What lies beneath: Muon detectors are unleashing the secrets of what lies beneath Egyption and Mayan pyramids, as well as other ancient archaeological ruins.
Credit: Photolibrary
MUON DETECTORS HAVE a rich history of revealing the unusual and the unseen. Sixty years ago, scientists in Australia used them to measure layers of mountain snow. Today, Japanese scientists are testing them as a way to track magma rising in volcanoes. Border patrol agencies in the U.S. see the technology as a potential way to uncover radioactive materials hidden inside cargo containers and trucks.
It was about 40 years ago that archaeologists tapped muons for the first time. Luis Alvarez, a Nobel Prize-winning physicist at the University of California, Berkeley, wondered if muons might reveal chambers in the Second Pyramid of Chephren, one of the three great pyramids of Egypt that had somehow escaped the notice of archaeologists and looters for 4,500 years.
Alvarez and his team put a detector in the Belzoni Chamber, near the centre of the pyramid's base, and left it to collect muons for two years.
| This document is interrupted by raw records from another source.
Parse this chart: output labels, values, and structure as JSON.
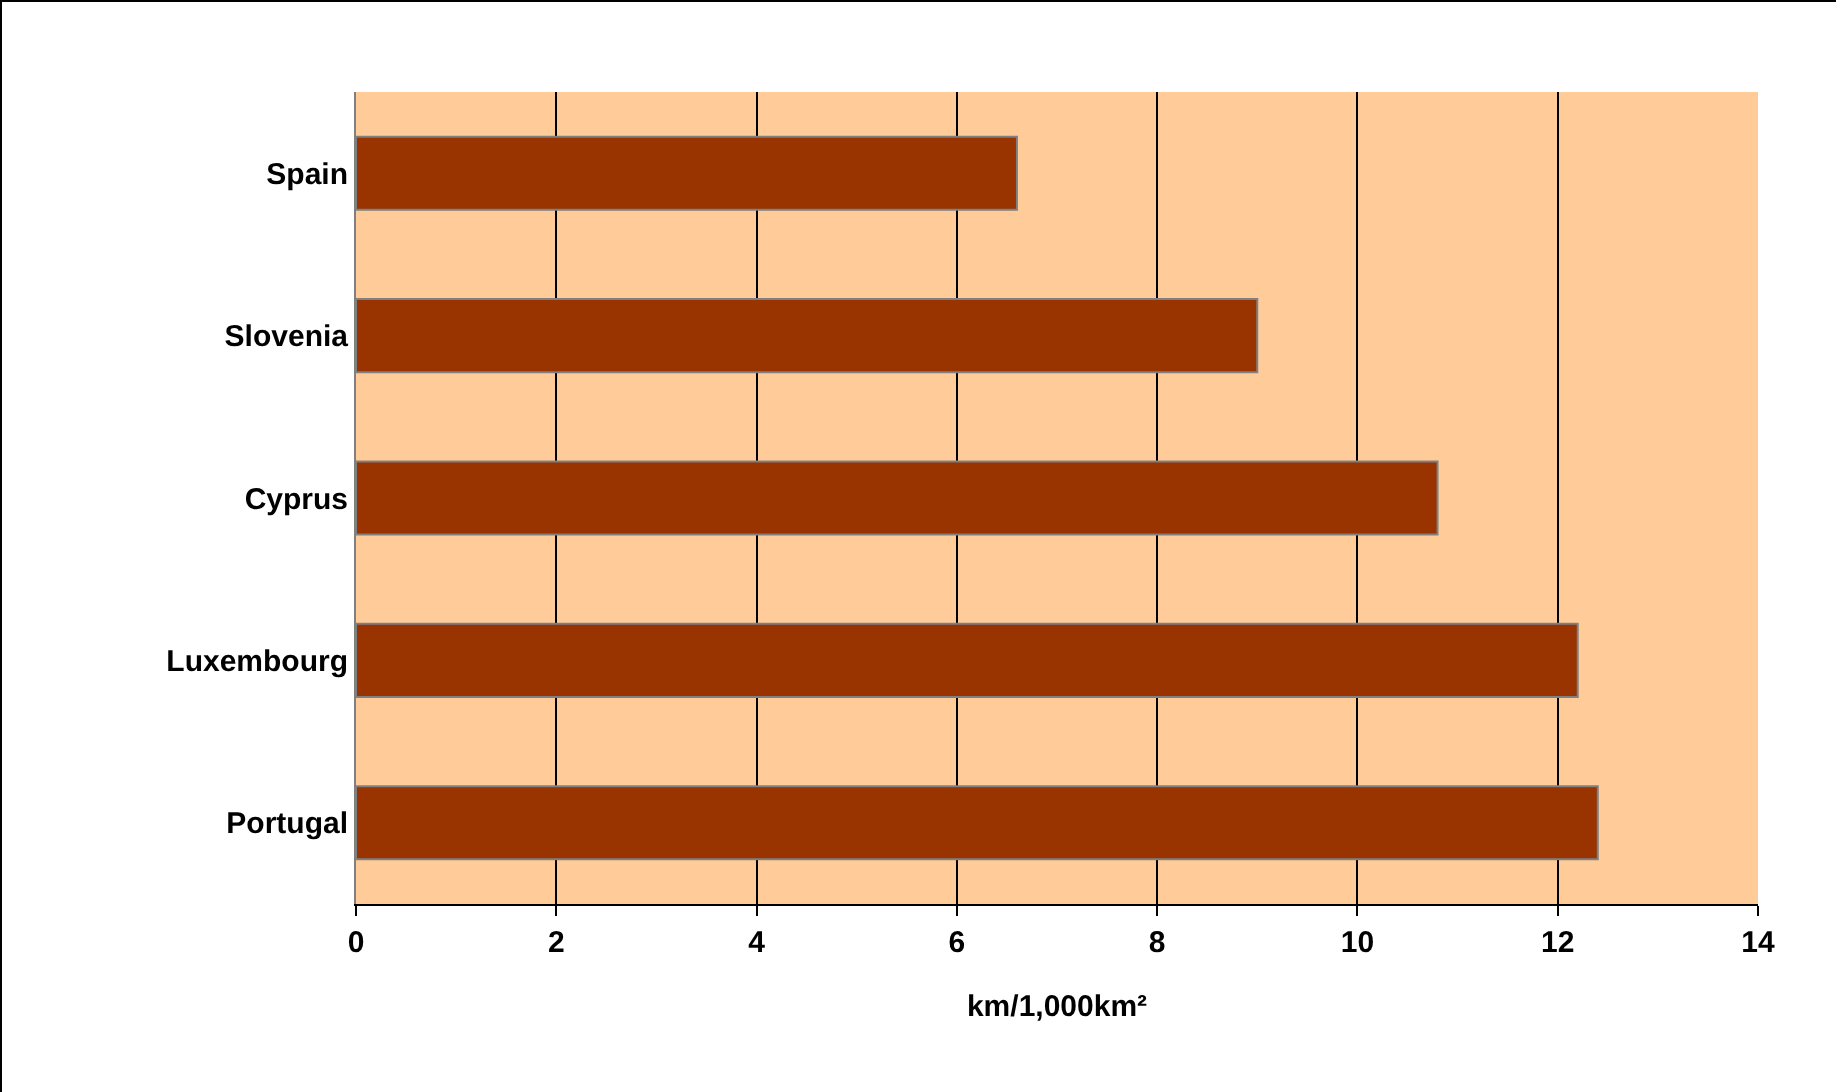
{
  "chart_data": {
    "type": "bar",
    "orientation": "horizontal",
    "categories": [
      "Spain",
      "Slovenia",
      "Cyprus",
      "Luxembourg",
      "Portugal"
    ],
    "values": [
      6.6,
      9.0,
      10.8,
      12.2,
      12.4
    ],
    "color": "#993300",
    "xlabel": "km/1,000km²",
    "xlim": [
      0,
      14
    ],
    "xticks": [
      0,
      2,
      4,
      6,
      8,
      10,
      12,
      14
    ],
    "grid": "x",
    "legend": false
  }
}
They concluded that no additional chambers were hidden in the limestone above, although the scan could distinguish the four edges of the pyramid and what remained of its smooth limestone facing. While it would have been more exciting to discover a new chamber, this information still proved valuable for Egyptologists and archaeologists studying the pyramid – and it showed that the technique worked.
There are other high-tech ways to explore a ruin. Ground-penetrating radar reflects off buried features, while electrical probes measure the increased resistance to electrical flow due to the presence of stone and brick. Though useful, neither of them probes as deeply or takes as wide a view as a muon detector does.
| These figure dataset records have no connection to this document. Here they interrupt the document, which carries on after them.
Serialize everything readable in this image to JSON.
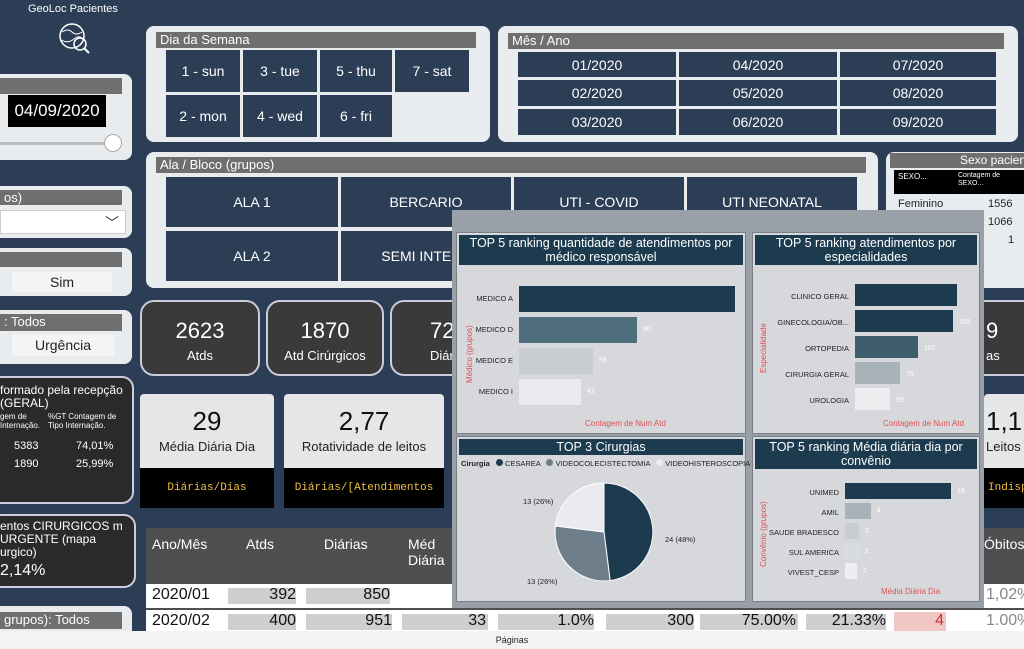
{
  "app": {
    "logo_title": "GeoLoc Pacientes"
  },
  "left": {
    "date_value": "04/09/2020",
    "dropdown_label": "os)",
    "sim_label": "Sim",
    "todos_title": ": Todos",
    "urgencia_label": "Urgência",
    "recepcao_title": "formado pela recepção (GERAL)",
    "recepcao_h1": "gem de Internação.",
    "recepcao_h2": "%GT Contagem de Tipo Internação.",
    "recepcao_rows": [
      {
        "a": "5383",
        "b": "74,01%"
      },
      {
        "a": "1890",
        "b": "25,99%"
      }
    ],
    "cirurgicos_text": "entos CIRURGICOS m URGENTE (mapa urgico)",
    "cirurgicos_value": "2,14%",
    "grupos_text": "grupos): Todos"
  },
  "dia_semana": {
    "title": "Dia da Semana",
    "items": [
      "1 - sun",
      "3 - tue",
      "5 - thu",
      "7 - sat",
      "2 - mon",
      "4 - wed",
      "6 - fri"
    ]
  },
  "mes_ano": {
    "title": "Mês / Ano",
    "items": [
      "01/2020",
      "04/2020",
      "07/2020",
      "02/2020",
      "05/2020",
      "08/2020",
      "03/2020",
      "06/2020",
      "09/2020"
    ]
  },
  "ala": {
    "title": "Ala / Bloco (grupos)",
    "items": [
      "ALA 1",
      "BERCARIO",
      "UTI - COVID",
      "UTI NEONATAL",
      "ALA 2",
      "SEMI INTENS"
    ]
  },
  "sexo": {
    "title": "Sexo pacien",
    "h1": "SEXO...",
    "h2": "Contagem de SEXO...",
    "rows": [
      {
        "label": "Feminino",
        "value": "1556"
      },
      {
        "label": "",
        "value": "1066"
      },
      {
        "label": "",
        "value": "1"
      }
    ]
  },
  "kpis": [
    {
      "value": "2623",
      "label": "Atds"
    },
    {
      "value": "1870",
      "label": "Atd Cirúrgicos"
    },
    {
      "value": "72",
      "label": "Diár"
    },
    {
      "value": "9",
      "label": "as"
    }
  ],
  "minis": [
    {
      "value": "29",
      "label": "Média Diária Dia",
      "formula": "Diárias/Dias"
    },
    {
      "value": "2,77",
      "label": "Rotatividade de leitos",
      "formula": "Diárias/[Atendimentos"
    },
    {
      "value": "1,1",
      "label": "Leitos In",
      "formula": "Indisp"
    }
  ],
  "table": {
    "headers": [
      "Ano/Mês",
      "Atds",
      "Diárias",
      "Méd Diária",
      "Óbitos"
    ],
    "rows": [
      {
        "mes": "2020/01",
        "atds": "392",
        "diarias": "850",
        "obitos": "1,02%"
      },
      {
        "mes": "2020/02",
        "atds": "400",
        "diarias": "951",
        "med": "33",
        "c1": "1.0%",
        "c2": "300",
        "c3": "75.00%",
        "c4": "21.33%",
        "c5": "4",
        "obitos": "1.00%"
      }
    ]
  },
  "footer": {
    "label": "Páginas"
  },
  "charts": {
    "c1_title": "TOP 5 ranking quantidade de atendimentos por médico responsável",
    "c1_ylabel": "Médico (grupos)",
    "c1_xlabel": "Contagem de Num Atd",
    "c2_title": "TOP 5 ranking atendimentos por especialidades",
    "c2_ylabel": "Especialidade",
    "c2_xlabel": "Contagem de Num Atd",
    "c3_title": "TOP 3 Cirurgias",
    "c3_legend_title": "Cirurgia",
    "c4_title": "TOP 5 ranking Média diária dia por convênio",
    "c4_ylabel": "Convênio (grupos)",
    "c4_xlabel": "Média Diária Dia"
  },
  "chart_data": [
    {
      "type": "bar",
      "orientation": "horizontal",
      "title": "TOP 5 ranking quantidade de atendimentos por médico responsável",
      "xlabel": "Contagem de Num Atd",
      "ylabel": "Médico (grupos)",
      "categories": [
        "MEDICO A",
        "MEDICO D",
        "MEDICO E",
        "MEDICO I"
      ],
      "values": [
        null,
        80,
        58,
        42
      ],
      "colors": [
        "#1c3b4f",
        "#4e6e7e",
        "#c9cdd2",
        "#e9ebee"
      ]
    },
    {
      "type": "bar",
      "orientation": "horizontal",
      "title": "TOP 5 ranking atendimentos por especialidades",
      "xlabel": "Contagem de Num Atd",
      "ylabel": "Especialidade",
      "categories": [
        "CLINICO GERAL",
        "GINECOLOGIA/OB...",
        "ORTOPEDIA",
        "CIRURGIA GERAL",
        "UROLOGIA"
      ],
      "values": [
        null,
        165,
        107,
        76,
        59
      ],
      "colors": [
        "#1c3b4f",
        "#1c3b4f",
        "#3d5c6c",
        "#a8b2b9",
        "#eceef0"
      ]
    },
    {
      "type": "pie",
      "title": "TOP 3 Cirurgias",
      "legend_title": "Cirurgia",
      "legend_placement": "top",
      "categories": [
        "CESAREA",
        "VIDEOCOLECISTECTOMIA",
        "VIDEOHISTEROSCOPIA"
      ],
      "values": [
        24,
        13,
        13
      ],
      "labels": [
        "24 (48%)",
        "13 (26%)",
        "13 (26%)"
      ],
      "colors": [
        "#1c3b4f",
        "#6e7f8b",
        "#e9ebee"
      ]
    },
    {
      "type": "bar",
      "orientation": "horizontal",
      "title": "TOP 5 ranking Média diária dia por convênio",
      "xlabel": "Média Diária Dia",
      "ylabel": "Convênio (grupos)",
      "categories": [
        "UNIMED",
        "AMIL",
        "SAUDE BRADESCO",
        "SUL AMERICA",
        "VIVEST_CESP"
      ],
      "values": [
        16,
        4,
        2,
        2,
        2
      ],
      "colors": [
        "#1c3b4f",
        "#a8b2b9",
        "#c9cdd2",
        "#d8dbdf",
        "#eceef0"
      ]
    }
  ]
}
In the early 1970s, a pair of archaeologists cleared stone and gravel out of a well at the base of the world's third-largest pyramid, the Pyramid of the Sun at Teotihuacán in Mexico. Beneath the rocks they found a stairway leading to a tunnel 100 metres long and eight metres below ground. It opened up an extraordinary opportunity for the physics community, Menchaca Rocha says: "It is the key that will allow us to carry out an experiment similar to that of Alvarez" by placing a muon detector directly below the pyramid.
Menchaca Rocha published a preliminary paper on the method in the journal Nuclear Instruments and Methods in Physics Research in February, and hopes to begin collecting data by the end of 2008. The detector contains six gas-filled chambers, and when a muon travels through one of them, it collides with particles in the gas and gives off light. By recording those light fl ashes and noting exactly where the muon entered and left the chamber, researchers can calculate its energy and trajectory. Menchaca Rocha thinks the detector will reveal any cavity more than 75 cm tall.
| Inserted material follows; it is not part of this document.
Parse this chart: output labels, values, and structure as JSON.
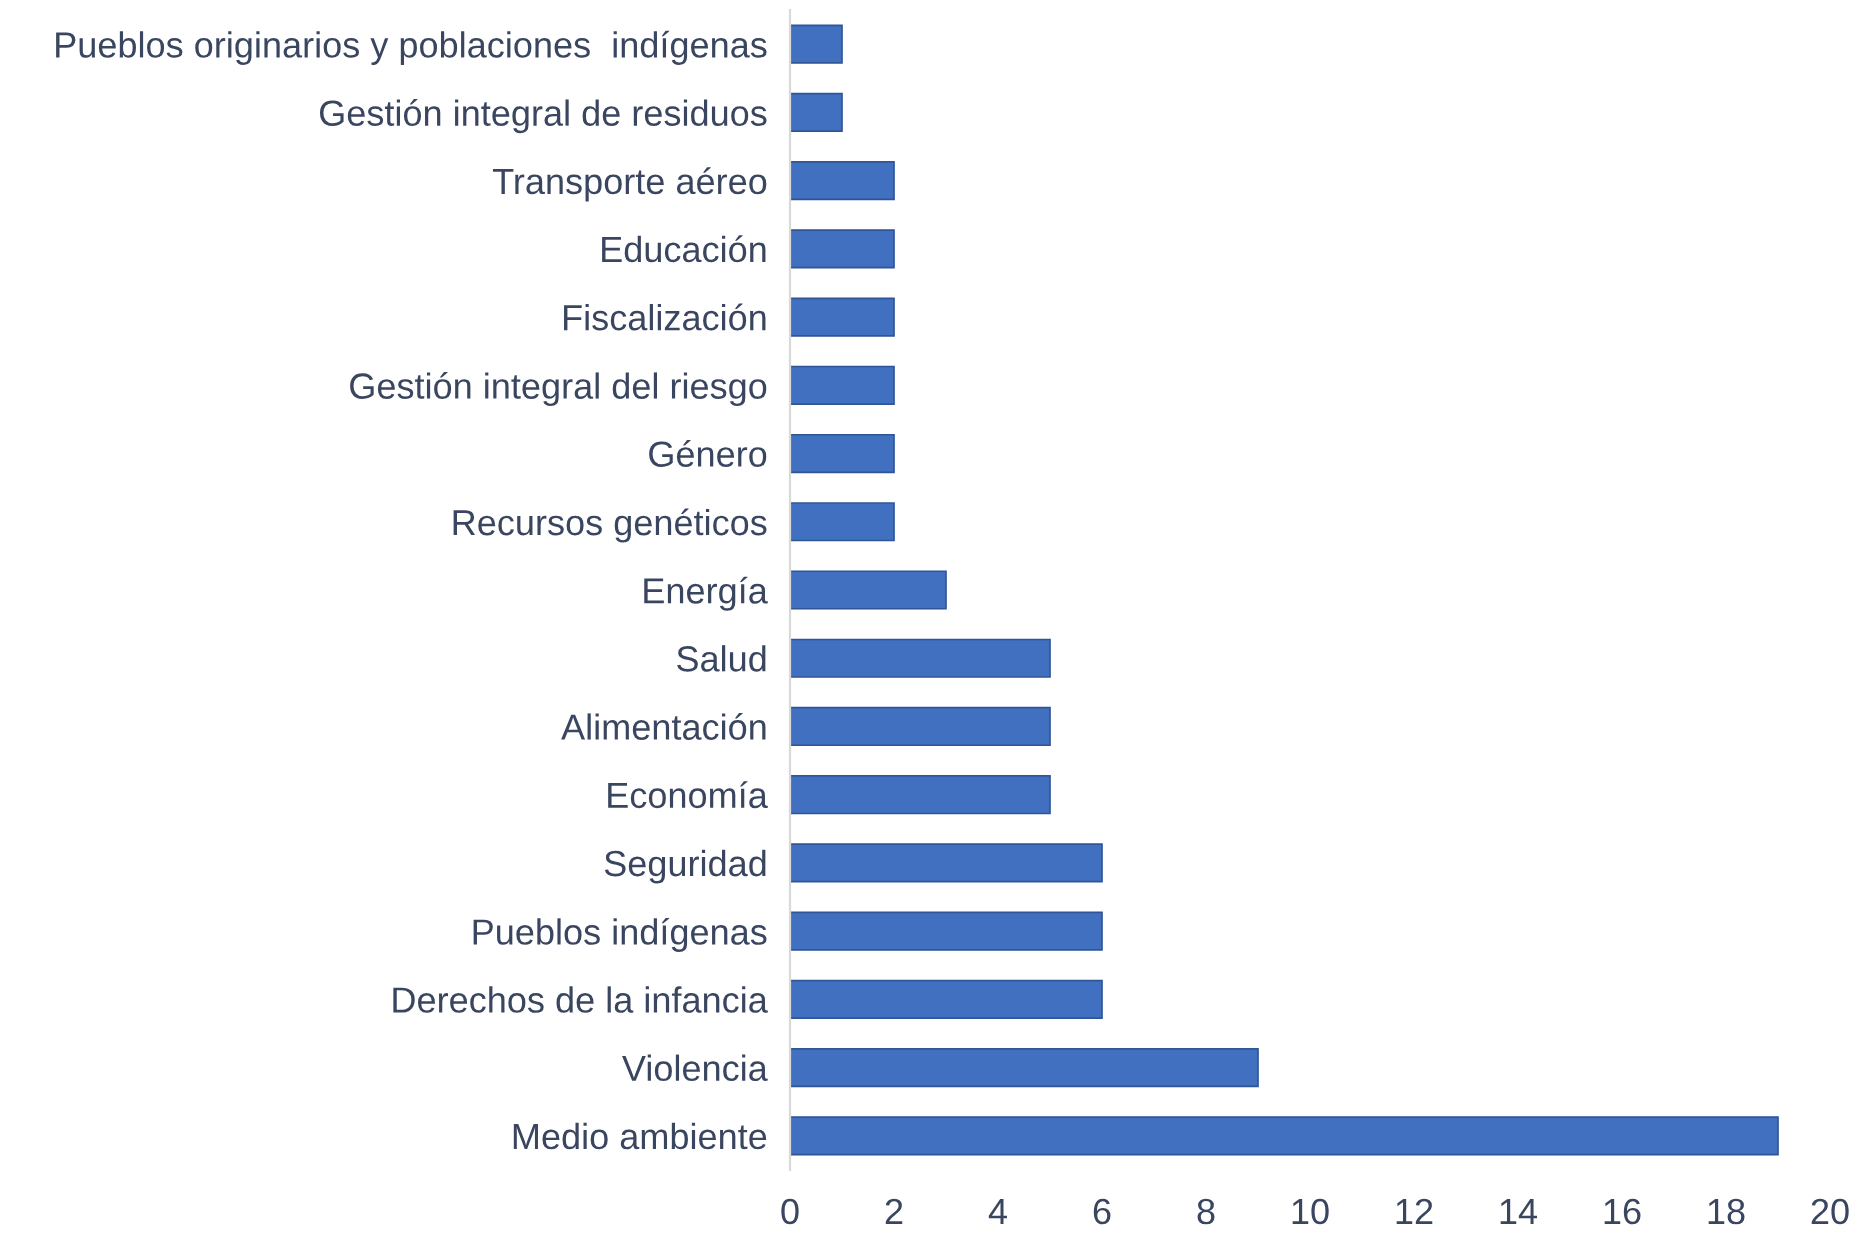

The results could help to answer a question that has stumped archaeologists for decades: what was the purpose of the pyramid?
Linda Manzanilla, an archaeologist with UNAM, studies Teotihuacán, once a bustling centre full of pyramids and temples. "It was a city that attracted many people," she says, "and it flourished for five centuries." She believes a volcanic eruption drove people from the north towards the valley where the metropolis rose: "There they built a temple to appease the fire gods."
Originally devoted to agriculture, the temple became a symbol of the state and its rulers. Could one of those rulers lie in a tomb within the Pyramid of the Sun? Manzanilla doesn't think so. No tombs have been found there yet, and she doesn't think that will change.